Arizona tied with Pennsylvania for having the third-highest number of childhood drownings or near-drownings since Memorial Day weekend.
In a report released Tuesday by the U.S. Consumer Product Safety Commission, Arizona had 11 water-related incidents involving those younger than 15. Texas, with 15 incidents, led the list, followed by Florida, with 13.
The numbers are part of a 2011 “Summer Snapshot” of 123 cases since the end of May.
Although Arizona’s numbers are down from last year’s total of 30 during the same time period, even one incident is too many, said Kathleen Reilly, a spokeswoman for the agency, an independent federal regulatory commission.
“We still have a problem that we need to talk about being safer around water,” Reilly said Tuesday during a news conference in Phoenix, part of a “call to action” to cities, aquatic facilities and the community to ignite their push to prevent drownings. “Simple steps save lives.”
With the July Fourth weekend approaching, she urged “extra vigilance.”
Reilly credited the commission’s “Pool Safely” national campaign (poolsafely.gov), now in its second year, for helping make people more aware of the drowning danger.
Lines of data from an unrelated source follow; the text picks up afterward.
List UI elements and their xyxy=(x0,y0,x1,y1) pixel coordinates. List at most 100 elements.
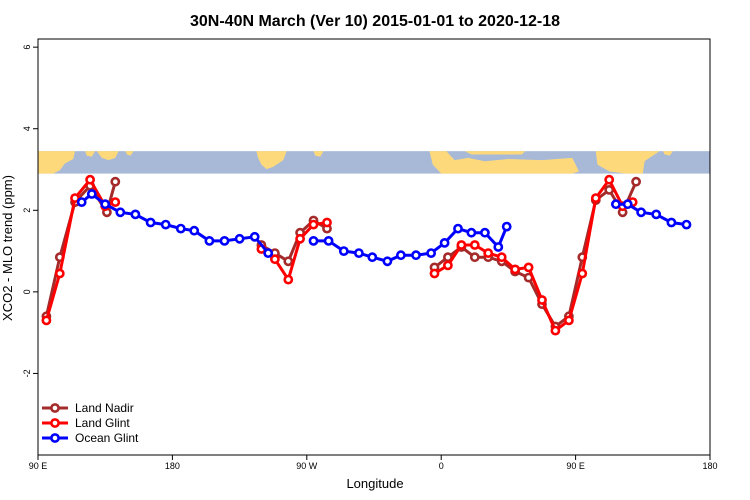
legend-item-land-nadir: Land Nadir xyxy=(42,401,134,415)
data-point-ocean-glint xyxy=(234,233,245,244)
legend-item-ocean-glint: Ocean Glint xyxy=(42,431,139,445)
data-point-ocean-glint xyxy=(439,237,450,248)
data-point-ocean-glint xyxy=(353,248,364,258)
legend-label: Land Glint xyxy=(75,416,130,430)
data-point-land-glint xyxy=(429,268,440,279)
data-point-ocean-glint xyxy=(453,223,463,234)
data-point-ocean-glint xyxy=(622,199,633,210)
data-point-ocean-glint xyxy=(189,225,200,236)
y-axis-label: XCO2 - MLO trend (ppm) xyxy=(0,175,15,321)
data-point-ocean-glint xyxy=(382,256,393,267)
data-point-ocean-glint xyxy=(636,207,646,218)
data-point-land-nadir xyxy=(110,176,121,187)
data-point-land-glint xyxy=(442,260,453,271)
data-point-ocean-glint xyxy=(426,248,436,258)
data-point-land-glint xyxy=(322,217,332,228)
series-line-land-nadir xyxy=(433,181,638,329)
data-point-land-glint xyxy=(308,219,319,230)
map-landmass xyxy=(256,151,287,170)
data-point-land-glint xyxy=(469,240,480,250)
data-point-ocean-glint xyxy=(395,250,406,261)
legend-label: Land Nadir xyxy=(75,401,134,415)
series-line-land-glint xyxy=(433,176,634,333)
data-point-ocean-glint xyxy=(666,217,677,228)
data-point-land-glint xyxy=(604,174,615,185)
data-point-ocean-glint xyxy=(501,221,512,232)
legend-item-land-glint: Land Glint xyxy=(42,416,130,430)
y-tick-label: 2 xyxy=(22,208,32,213)
y-tick-label: 4 xyxy=(22,126,32,131)
data-point-ocean-glint xyxy=(411,250,421,261)
x-tick-label: 90 W xyxy=(296,461,318,471)
legend-label: Ocean Glint xyxy=(75,431,139,445)
y-tick-label: 0 xyxy=(22,289,32,294)
data-point-land-glint xyxy=(510,264,520,275)
legend-marker xyxy=(50,403,60,413)
data-point-ocean-glint xyxy=(479,227,490,238)
data-point-ocean-glint xyxy=(493,242,504,252)
data-point-land-glint xyxy=(54,268,65,279)
data-point-land-glint xyxy=(283,274,294,285)
data-point-ocean-glint xyxy=(204,235,215,246)
data-point-ocean-glint xyxy=(175,223,186,234)
data-point-land-glint xyxy=(577,268,588,279)
data-point-ocean-glint xyxy=(115,207,126,218)
map-landmass xyxy=(85,151,96,157)
data-point-land-glint xyxy=(550,325,561,336)
data-point-land-glint xyxy=(496,252,507,263)
data-point-ocean-glint xyxy=(611,199,621,210)
data-point-ocean-glint xyxy=(338,246,349,256)
world-map-band xyxy=(38,151,710,174)
map-landmass xyxy=(464,151,526,155)
map-landmass xyxy=(125,151,134,156)
data-point-ocean-glint xyxy=(76,197,87,207)
plot-frame xyxy=(37,38,711,456)
data-point-ocean-glint xyxy=(367,252,378,263)
series-layer xyxy=(41,174,692,336)
data-point-land-glint xyxy=(110,197,121,207)
data-point-ocean-glint xyxy=(651,209,662,220)
series-land-glint xyxy=(41,174,638,336)
x-tick-label: 180 xyxy=(702,461,717,471)
x-tick-label: 180 xyxy=(165,461,180,471)
data-point-land-nadir xyxy=(283,256,294,267)
y-tick-label: -2 xyxy=(22,369,32,377)
map-landmass xyxy=(38,151,75,174)
y-tick-label: 6 xyxy=(22,45,32,50)
data-point-land-nadir xyxy=(631,176,641,187)
data-point-ocean-glint xyxy=(466,227,477,238)
legend-marker xyxy=(50,433,60,443)
data-point-land-glint xyxy=(85,174,95,185)
data-point-land-glint xyxy=(483,248,494,258)
data-point-land-glint xyxy=(590,193,601,203)
data-point-land-glint xyxy=(537,295,547,305)
map-landmass xyxy=(609,151,660,167)
map-landmass xyxy=(662,151,674,156)
data-point-land-glint xyxy=(295,233,305,244)
data-point-ocean-glint xyxy=(130,209,141,220)
data-point-ocean-glint xyxy=(681,219,692,230)
axes: 90 E 180 90 W 0 90 E 180 -2 0 2 4 6 xyxy=(22,45,718,471)
x-tick-label: 0 xyxy=(439,461,444,471)
data-point-land-glint xyxy=(456,240,467,250)
data-point-ocean-glint xyxy=(219,235,230,246)
map-landmass xyxy=(96,151,119,161)
data-point-ocean-glint xyxy=(263,248,274,258)
chart-title: 30N-40N March (Ver 10) 2015-01-01 to 202… xyxy=(190,13,560,30)
data-point-land-glint xyxy=(523,262,534,273)
data-point-ocean-glint xyxy=(100,199,111,210)
data-point-land-glint xyxy=(70,193,80,203)
x-tick-label: 90 E xyxy=(29,461,48,471)
data-point-land-glint xyxy=(269,254,280,265)
data-point-ocean-glint xyxy=(323,235,334,246)
data-point-ocean-glint xyxy=(308,235,319,246)
data-point-land-glint xyxy=(564,315,574,326)
data-point-land-nadir xyxy=(469,252,480,263)
x-axis-label: Longitude xyxy=(346,476,403,491)
data-point-ocean-glint xyxy=(86,189,97,199)
map-landmass xyxy=(313,151,324,157)
data-point-ocean-glint xyxy=(160,219,171,230)
legend-marker xyxy=(50,418,60,428)
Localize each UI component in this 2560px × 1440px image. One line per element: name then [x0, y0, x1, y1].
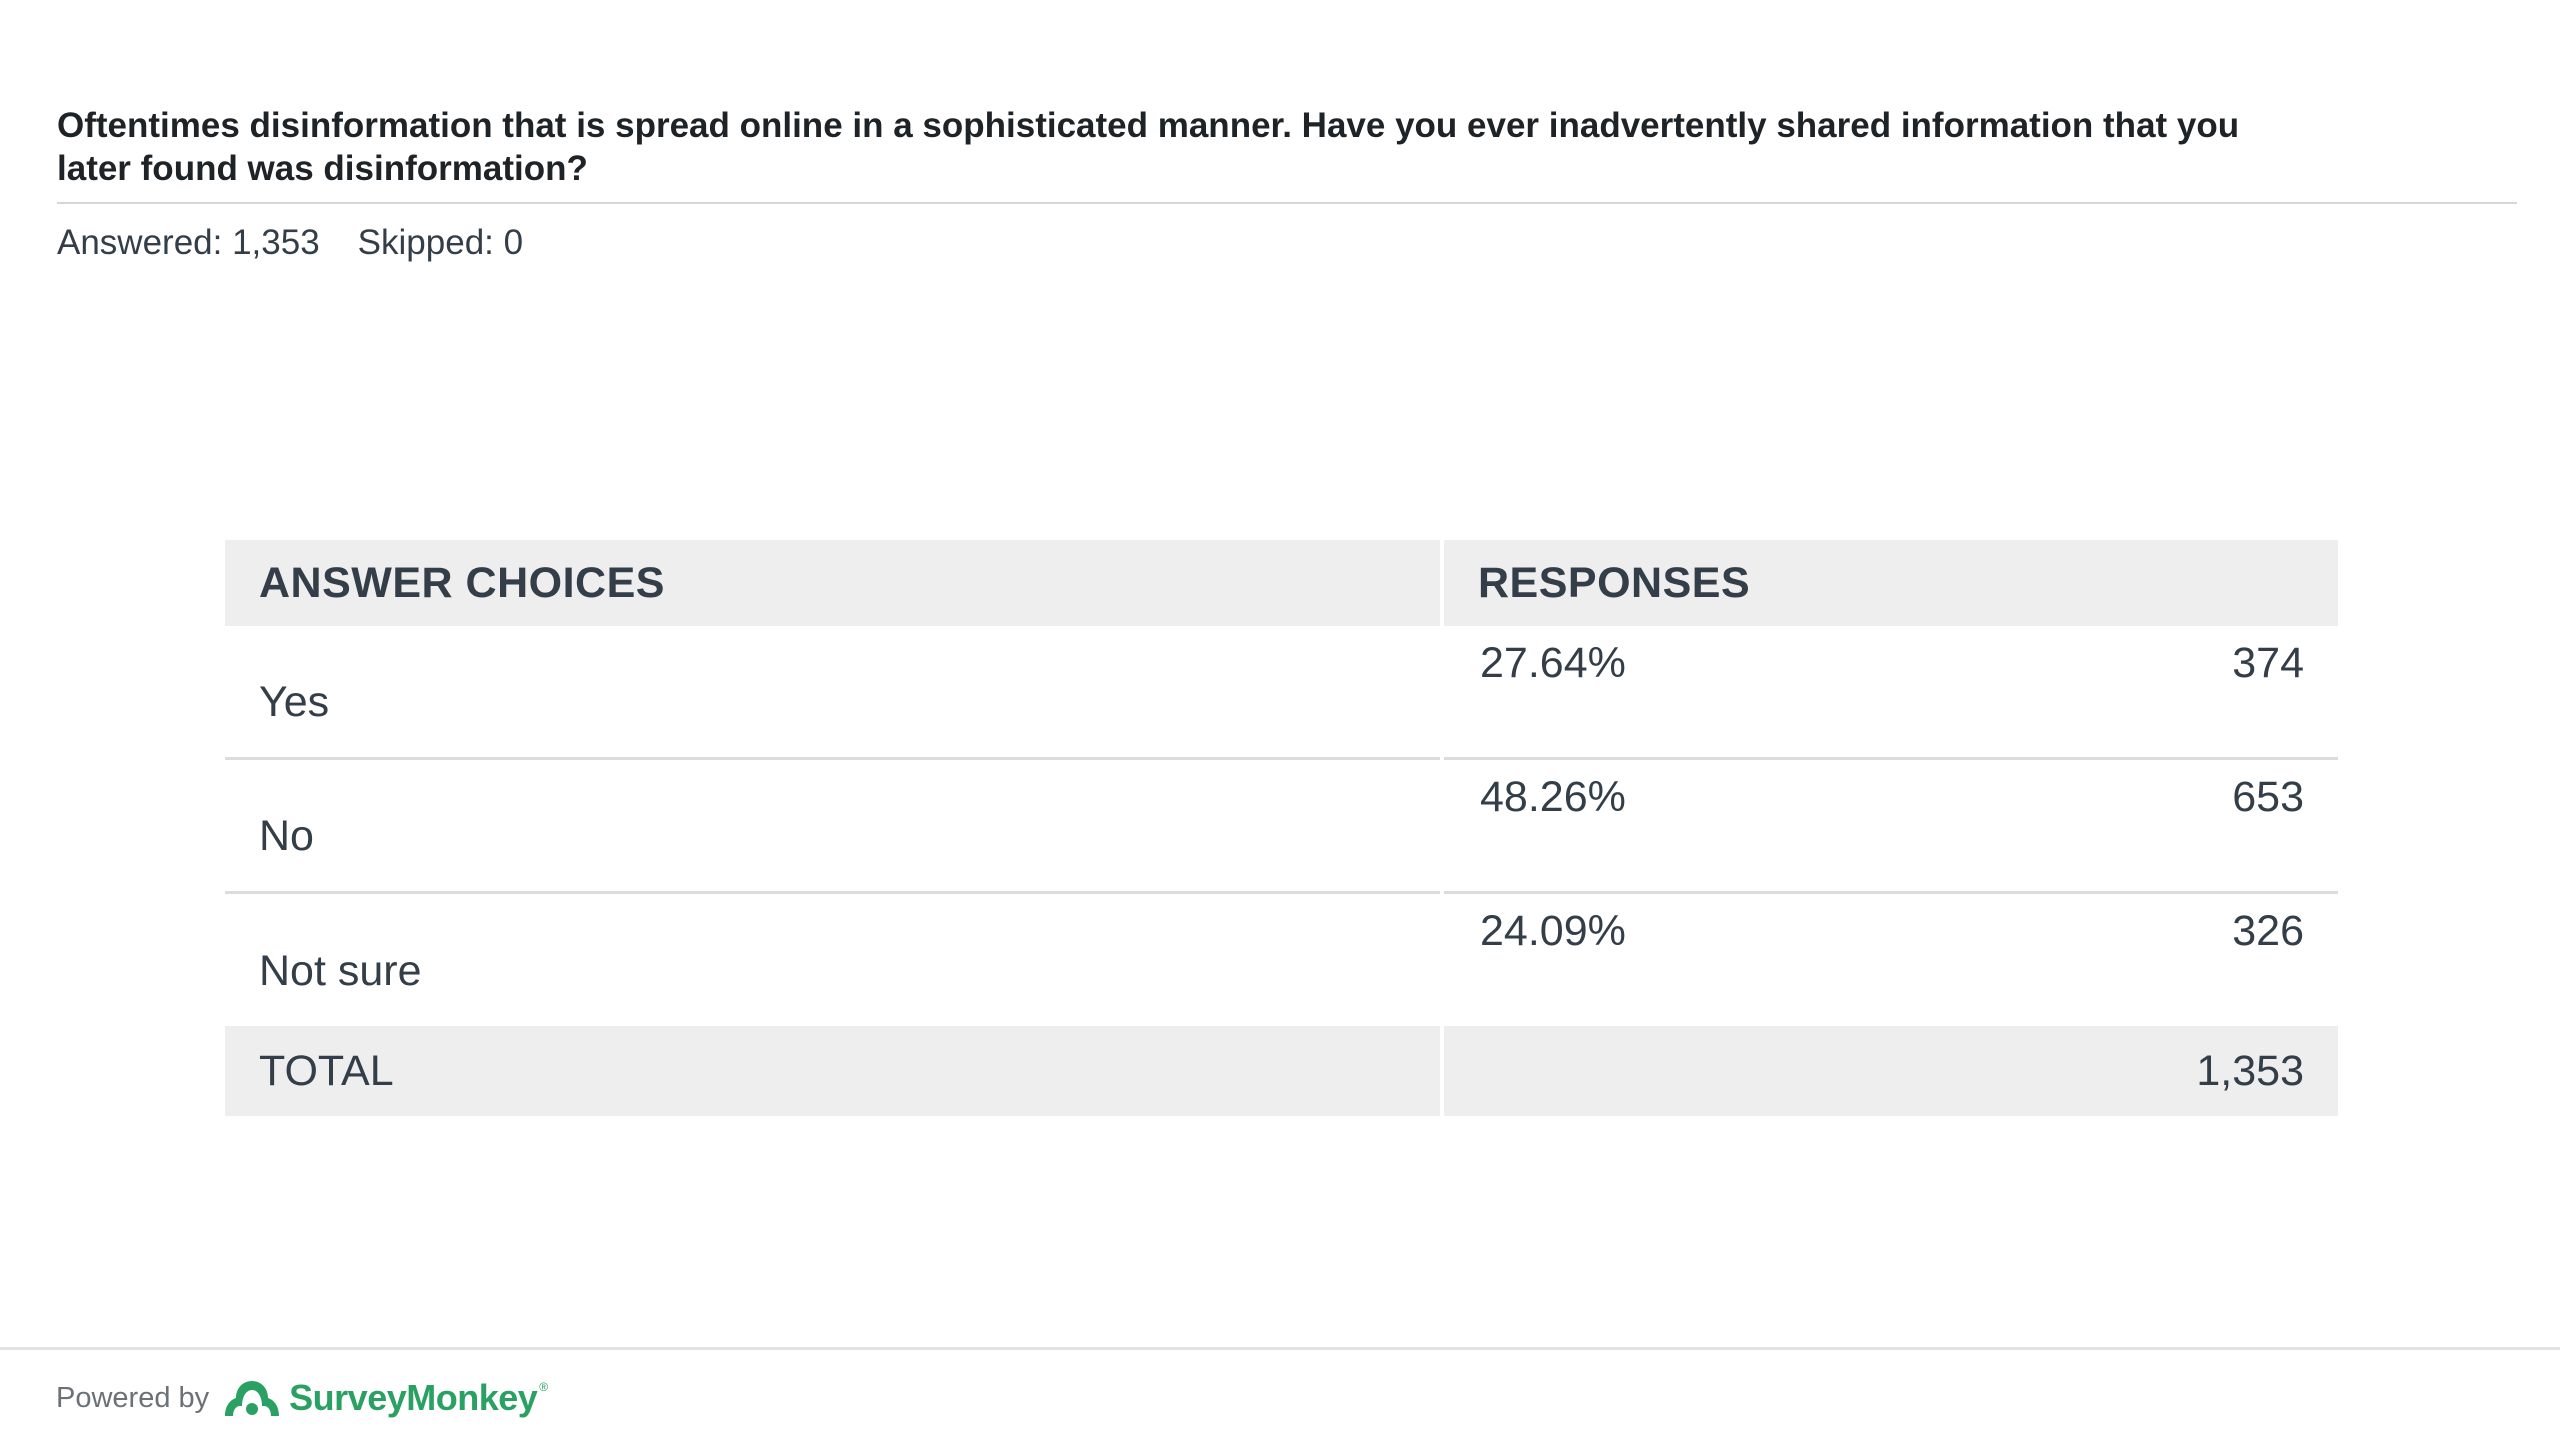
table-row: Yes 27.64% 374 — [225, 626, 2338, 760]
registered-mark: ® — [539, 1380, 549, 1394]
footer-divider — [0, 1347, 2560, 1350]
table-row: Not sure 24.09% 326 — [225, 892, 2338, 1027]
surveymonkey-logo-icon — [225, 1381, 280, 1416]
response-summary: Answered: 1,353 Skipped: 0 — [57, 222, 523, 264]
table-row: No 48.26% 653 — [225, 758, 2338, 894]
answer-choice-label: No — [225, 758, 1444, 894]
response-percent: 24.09% — [1480, 907, 1626, 955]
footer: Powered by SurveyMonkey ® — [56, 1368, 548, 1428]
response-count: 653 — [2232, 773, 2304, 821]
table-header-row: ANSWER CHOICES RESPONSES — [225, 540, 2338, 626]
response-percent: 48.26% — [1480, 773, 1626, 821]
responses-header: RESPONSES — [1442, 540, 2338, 626]
response-cell: 27.64% 374 — [1442, 626, 2338, 760]
answer-choice-label: Yes — [225, 626, 1444, 760]
answer-choice-label: Not sure — [225, 892, 1444, 1026]
question-divider — [57, 202, 2517, 204]
powered-by-label: Powered by — [56, 1381, 210, 1414]
question-title: Oftentimes disinformation that is spread… — [57, 106, 2240, 188]
answer-choices-header: ANSWER CHOICES — [225, 540, 1444, 626]
surveymonkey-brand: SurveyMonkey — [289, 1377, 538, 1418]
total-count: 1,353 — [1442, 1026, 2338, 1116]
response-percent: 27.64% — [1480, 639, 1626, 687]
skipped-count: Skipped: 0 — [357, 223, 524, 262]
total-row: TOTAL 1,353 — [225, 1026, 2338, 1116]
results-table: ANSWER CHOICES RESPONSES Yes 27.64% 374 … — [225, 540, 2338, 1116]
response-count: 374 — [2232, 639, 2304, 687]
answered-count: Answered: 1,353 — [57, 223, 320, 262]
response-cell: 24.09% 326 — [1442, 893, 2338, 1027]
total-label: TOTAL — [225, 1026, 1444, 1116]
response-count: 326 — [2232, 907, 2304, 955]
response-cell: 48.26% 653 — [1442, 758, 2338, 894]
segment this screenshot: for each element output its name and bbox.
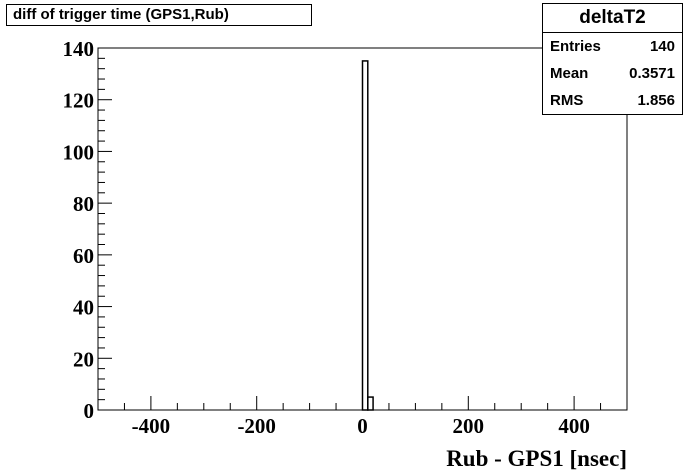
stats-entries-value: 140 [649, 38, 675, 55]
y-tick-label: 20 [73, 347, 94, 371]
x-tick-label: -200 [237, 414, 276, 438]
x-tick-label: 400 [558, 414, 590, 438]
y-tick-label: 100 [63, 140, 95, 164]
stats-histogram-name: deltaT2 [543, 4, 682, 33]
x-tick-label: -400 [132, 414, 171, 438]
stats-rms-value: 1.856 [637, 92, 675, 109]
x-tick-label: 200 [453, 414, 485, 438]
stats-rms-label: RMS [550, 92, 584, 109]
stats-row-entries: Entries 140 [543, 33, 682, 60]
histogram-bin [367, 396, 374, 411]
y-tick-label: 120 [63, 89, 95, 113]
y-tick-label: 40 [73, 296, 94, 320]
y-tick-label: 60 [73, 244, 94, 268]
y-tick-label: 80 [73, 192, 94, 216]
stats-row-rms: RMS 1.856 [543, 87, 682, 114]
y-axis: 0 20 40 60 80 100 120 140 [63, 37, 112, 423]
x-axis-title: Rub - GPS1 [nsec] [446, 446, 627, 471]
chart-title: diff of trigger time (GPS1,Rub) [6, 4, 312, 26]
x-axis: -400 -200 0 200 400 [97, 396, 628, 438]
histogram-bins [361, 60, 374, 411]
stats-row-mean: Mean 0.3571 [543, 60, 682, 87]
histogram-bin [361, 60, 369, 411]
stats-mean-label: Mean [550, 65, 589, 82]
stats-entries-label: Entries [550, 38, 601, 55]
x-tick-label: 0 [357, 414, 368, 438]
stats-mean-value: 0.3571 [629, 65, 675, 82]
stats-box: deltaT2 Entries 140 Mean 0.3571 RMS 1.85… [542, 3, 683, 115]
y-tick-label: 0 [84, 399, 95, 423]
y-tick-label: 140 [63, 37, 95, 61]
And it’s a message that she wants people to see as needed not just for the safety of children but adults as well.
Reilly and others who spoke at the event delivered a blunt message for adults, telling them they need to learn to swim if they are going to be watching over children. And adults need to watch over other adults as well, Reilly said.
Since the beginning of the year in the Maricopa County area, 23 people have drowned, 12 of them adults.
Connie Harvey, an aquatics manager for the American Red Cross, said more than a third of adults who participated in a recent survey said they had little to no swimming skills.
“People need to know what to do in an emergency. . . . You never know what safety measure will save a child’s life until it does,” Harvey said.